“Se stai leggendo questo, sono morto”: l’ultimo ironico saluto di un insegnante diventa virale

Don Glickman, architetto e docente di 94 anni, ha pianificato insieme alla figlia una spedizione di cartoline postume per i suoi amici e studenti preferiti, trasformando il momento del lutto in un messaggio di affetto e umorismo

Ricevere posta da un vecchio amico è sempre un piacere, ma ricevere una cartolina da qualcuno che è venuto a mancare mesi prima può lasciare senza fiato. È quello che è successo a oltre cento persone tra amici, colleghi ed ex studenti di Don Glickman, un carismatico insegnante e designer di Anacortes, nello stato di Washington. La cartolina, arrivata nelle cassette della posta poco dopo la sua scomparsa a 94 anni, portava un messaggio tanto semplice quanto spiazzante: “Se stai leggendo questo, sono morto e mi sei piaciuto molto“. Accanto alla frase, un selfie di Don con i suoi inseparabili occhiali da aviatore gialli e un autoritratto schizzato a mano, un marchio di fabbrica che lo ha accompagnato per tutta la vita.

Un progetto nato tra le risate in un momento difficile

L’idea di questo commiato non convenzionale è nata quasi per caso durante una conversazione tra Don e sua figlia, Leah Glickman, mentre l’uomo si trovava in cure palliative per un’insufficienza cardiaca. In casa Glickman la morte non è mai stata un tabù, ma qualcosa da affrontare a testa alta e, se possibile, con un pizzico di ironia. Durante un pomeriggio trascorso a pianificare le ultime volontà, Leah ha suggerito scherzosamente al padre di inviare delle cartoline.
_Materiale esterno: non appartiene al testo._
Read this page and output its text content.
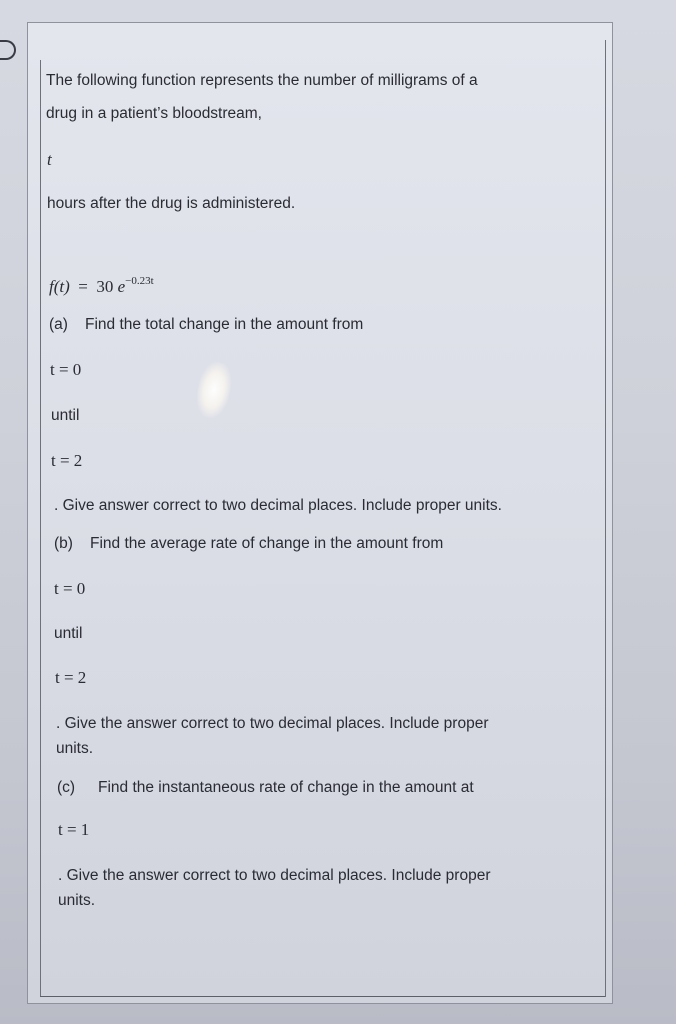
The following function represents the number of milligrams of a
drug in a patient’s bloodstream,
t
hours after the drug is administered.
f(t) = 30 $e^{-0.23t}$
(a) Find the total change in the amount from
t = 0
until
t = 2
. Give answer correct to two decimal places. Include proper units.
(b) Find the average rate of change in the amount from
t = 0
until
t = 2
. Give the answer correct to two decimal places. Include proper
units.
(c) Find the instantaneous rate of change in the amount at
t = 1
. Give the answer correct to two decimal places. Include proper
units.
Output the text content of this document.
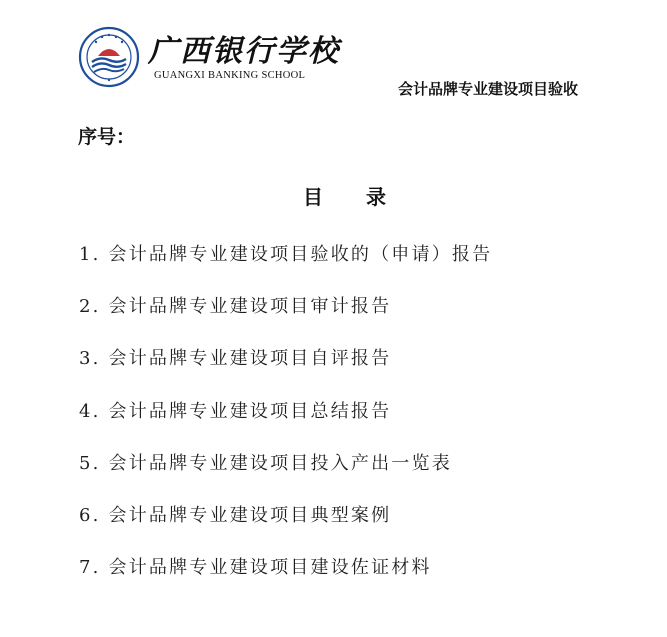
广西银行学校
GUANGXI BANKING SCHOOL
会计品牌专业建设项目验收
序号：
目 录
1. 会计品牌专业建设项目验收的（申请）报告
2. 会计品牌专业建设项目审计报告
3. 会计品牌专业建设项目自评报告
4. 会计品牌专业建设项目总结报告
5. 会计品牌专业建设项目投入产出一览表
6. 会计品牌专业建设项目典型案例
7. 会计品牌专业建设项目建设佐证材料
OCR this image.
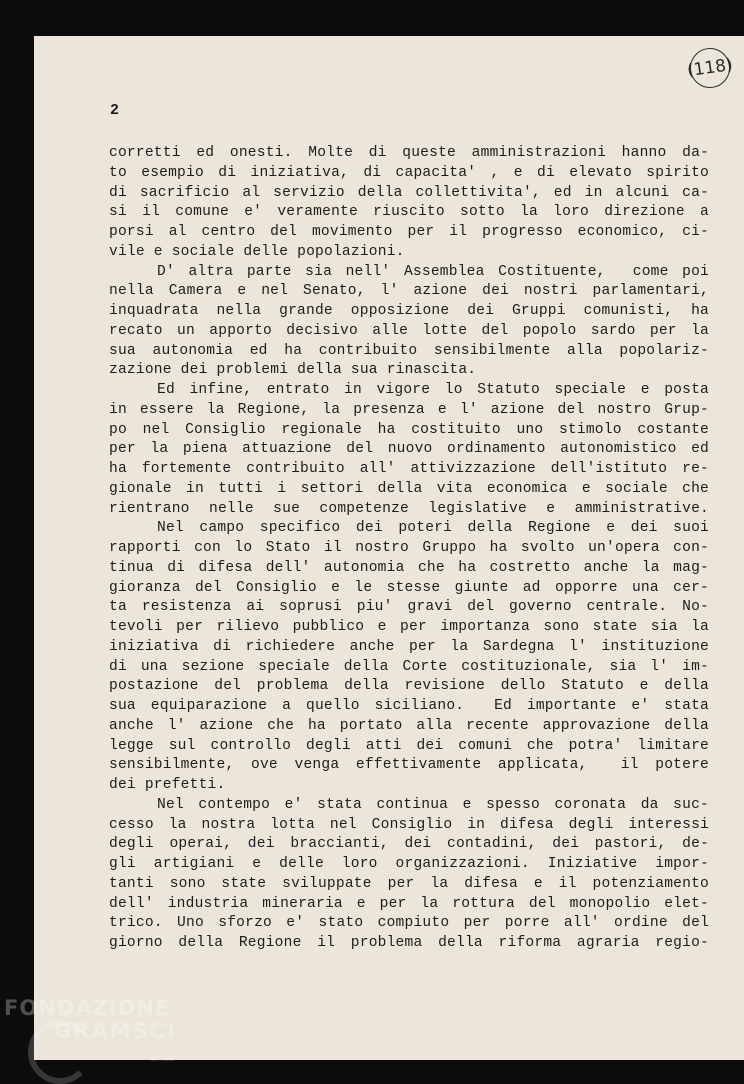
(118)
2
corretti ed onesti. Molte di queste amministrazioni hanno da-
to esempio di iniziativa, di capacita' , e di elevato spirito
di sacrificio al servizio della collettivita', ed in alcuni ca-
si il comune e' veramente riuscito sotto la loro direzione a
porsi al centro del movimento per il progresso economico, ci-
vile e sociale delle popolazioni.
D' altra parte sia nell' Assemblea Costituente,  come poi
nella Camera e nel Senato, l' azione dei nostri parlamentari,
inquadrata nella grande opposizione dei Gruppi comunisti, ha
recato un apporto decisivo alle lotte del popolo sardo per la
sua autonomia ed ha contribuito sensibilmente alla popolariz-
zazione dei problemi della sua rinascita.
Ed infine, entrato in vigore lo Statuto speciale e posta
in essere la Regione, la presenza e l' azione del nostro Grup-
po nel Consiglio regionale ha costituito uno stimolo costante
per la piena attuazione del nuovo ordinamento autonomistico ed
ha fortemente contribuito all' attivizzazione dell'istituto re-
gionale in tutti i settori della vita economica e sociale che
rientrano nelle sue competenze legislative e amministrative.
Nel campo specifico dei poteri della Regione e dei suoi
rapporti con lo Stato il nostro Gruppo ha svolto un'opera con-
tinua di difesa dell' autonomia che ha costretto anche la mag-
gioranza del Consiglio e le stesse giunte ad opporre una cer-
ta resistenza ai soprusi piu' gravi del governo centrale. No-
tevoli per rilievo pubblico e per importanza sono state sia la
iniziativa di richiedere anche per la Sardegna l' instituzione
di una sezione speciale della Corte costituzionale, sia l' im-
postazione del problema della revisione dello Statuto e della
sua equiparazione a quello siciliano.  Ed importante e' stata
anche l' azione che ha portato alla recente approvazione della
legge sul controllo degli atti dei comuni che potra' limitare
sensibilmente, ove venga effettivamente applicata,  il potere
dei prefetti.
Nel contempo e' stata continua e spesso coronata da suc-
cesso la nostra lotta nel Consiglio in difesa degli interessi
degli operai, dei braccianti, dei contadini, dei pastori, de-
gli artigiani e delle loro organizzazioni. Iniziative impor-
tanti sono state sviluppate per la difesa e il potenziamento
dell' industria mineraria e per la rottura del monopolio elet-
trico. Uno sforzo e' stato compiuto per porre all' ordine del
giorno della Regione il problema della riforma agraria regio-
FONDAZIONE
GRAMSCI
onlus
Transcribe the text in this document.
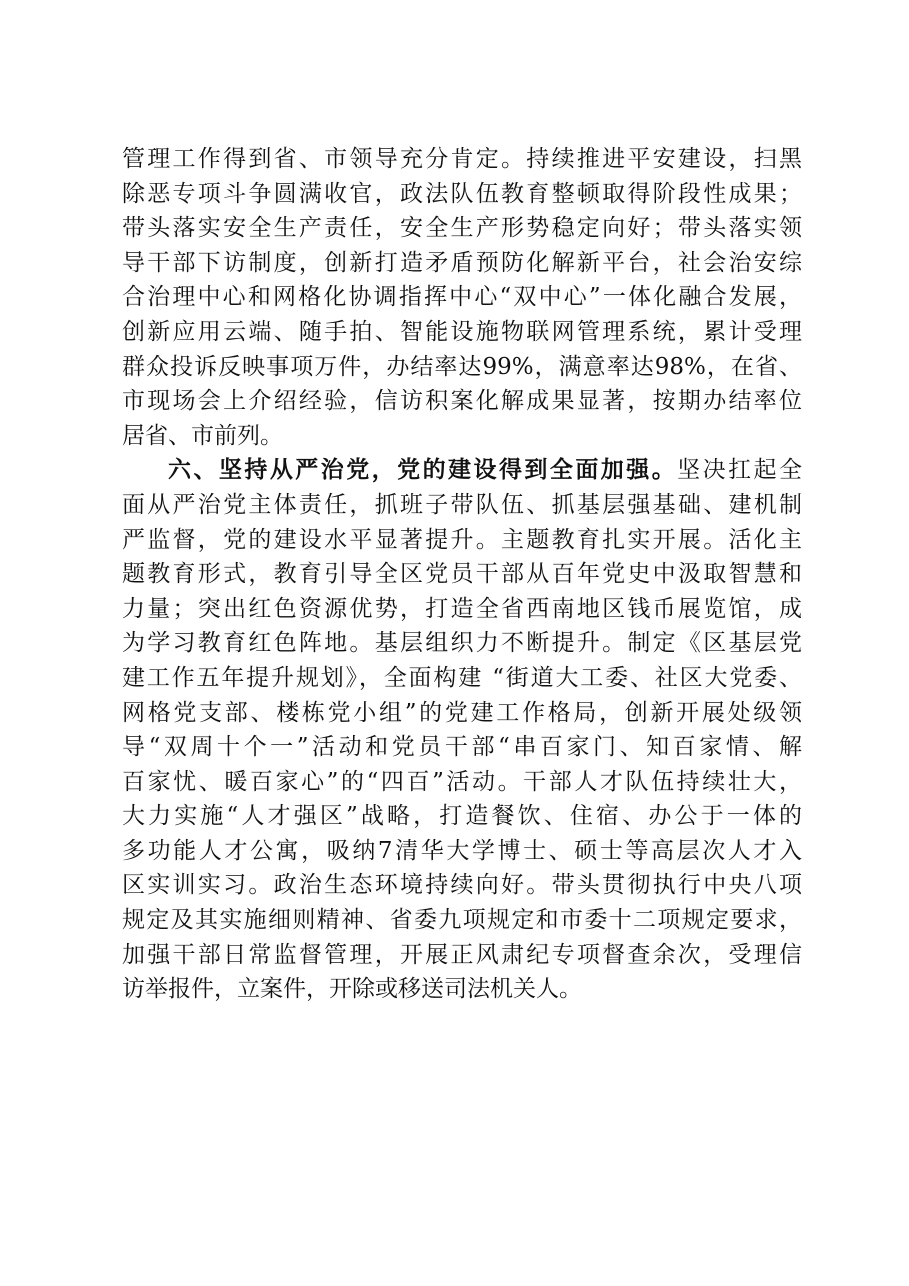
管理工作得到省、市领导充分肯定。持续推进平安建设，扫黑
除恶专项斗争圆满收官，政法队伍教育整顿取得阶段性成果；
带头落实安全生产责任，安全生产形势稳定向好；带头落实领
导干部下访制度，创新打造矛盾预防化解新平台，社会治安综
合治理中心和网格化协调指挥中心“双中心”一体化融合发展，
创新应用云端、随手拍、智能设施物联网管理系统，累计受理
群众投诉反映事项万件，办结率达99%，满意率达98%，在省、
市现场会上介绍经验，信访积案化解成果显著，按期办结率位
居省、市前列。
六、坚持从严治党，党的建设得到全面加强。坚决扛起全
面从严治党主体责任，抓班子带队伍、抓基层强基础、建机制
严监督，党的建设水平显著提升。主题教育扎实开展。活化主
题教育形式，教育引导全区党员干部从百年党史中汲取智慧和
力量；突出红色资源优势，打造全省西南地区钱币展览馆，成
为学习教育红色阵地。基层组织力不断提升。制定《区基层党
建工作五年提升规划》，全面构建 “街道大工委、社区大党委、
网格党支部、楼栋党小组”的党建工作格局，创新开展处级领
导“双周十个一”活动和党员干部“串百家门、知百家情、解
百家忧、暖百家心”的“四百”活动。干部人才队伍持续壮大，
大力实施“人才强区”战略，打造餐饮、住宿、办公于一体的
多功能人才公寓，吸纳7清华大学博士、硕士等高层次人才入
区实训实习。政治生态环境持续向好。带头贯彻执行中央八项
规定及其实施细则精神、省委九项规定和市委十二项规定要求，
加强干部日常监督管理，开展正风肃纪专项督查余次，受理信
访举报件，立案件，开除或移送司法机关人。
L’idea ha subito entusiasmato Don, che ha dettato sul momento il testo diventato poi il cuore del progetto. Quello che era iniziato come un gioco è diventato una missione per la figlia, che ha raccolto gli indirizzi delle persone più care al padre per assicurarsi che il suo ultimo desiderio venisse esaudito.

Il design come filosofia di vita e di morte

Don Glickman non era solo un uomo di spirito, ma un talentuoso professionista che vedeva il design in ogni aspetto della realtà, dall’architettura degli edifici alla forma di una scarpa. Tuttavia, nonostante il successo come progettista, la sua vera vocazione è sempre stata l’insegnamento. Don amava il contatto con gli studenti e il potere della curiosità, un tratto che lo ha reso indimenticabile per generazioni di allievi. La cartolina stessa è stata concepita come un pezzo di design: curata nei minimi dettagli grafici con l’aiuto di un amico della figlia, rifletteva perfettamente l’estetica e l’etica di un uomo che è rimasto fedele a se stesso fino all’ultimo respiro.

L’impatto emotivo e il successo sui social media

La reazione di chi ha ricevuto il messaggio è stata un misto di commozione e ilarità. Uno dei suoi ex studenti, Snape, oggi 56enne, ha condiviso la foto della cartolina sui social media, dove il post è diventato rapidamente virale raggiungendo milioni di persone. Molti destinatari hanno dichiarato di voler incorniciare il cartoncino, descrivendolo come il testamento perfetto di una persona straordinaria. Per Leah Glickman, vedere l’affetto scatenato dal gesto del padre è stata una sorpresa immensa. Il successo di questa iniziativa dimostra quanto sia forte il bisogno di umanità e di connessione, anche quando queste arrivano da oltre il confine della vita terrena.

Cambiare prospettiva sulla fine della vita

Oltre a onorare la memoria di un uomo speciale, la storia di Don Glickman offre una riflessione profonda su come la società affronta il tema della morte. La figlia spera che l’approccio sereno e creativo di suo padre possa incoraggiare gli altri a non avere paura della fine e a vivere i propri ultimi momenti con la libertà di esprimere chi sono veramente. Se la morte è un passaggio inevitabile, Don ha dimostrato che è possibile affrontarla con la stessa curiosità e lo stesso stile che hanno caratterizzato tutta la sua esistenza, lasciando dietro di sé un sorriso invece che solo lacrime.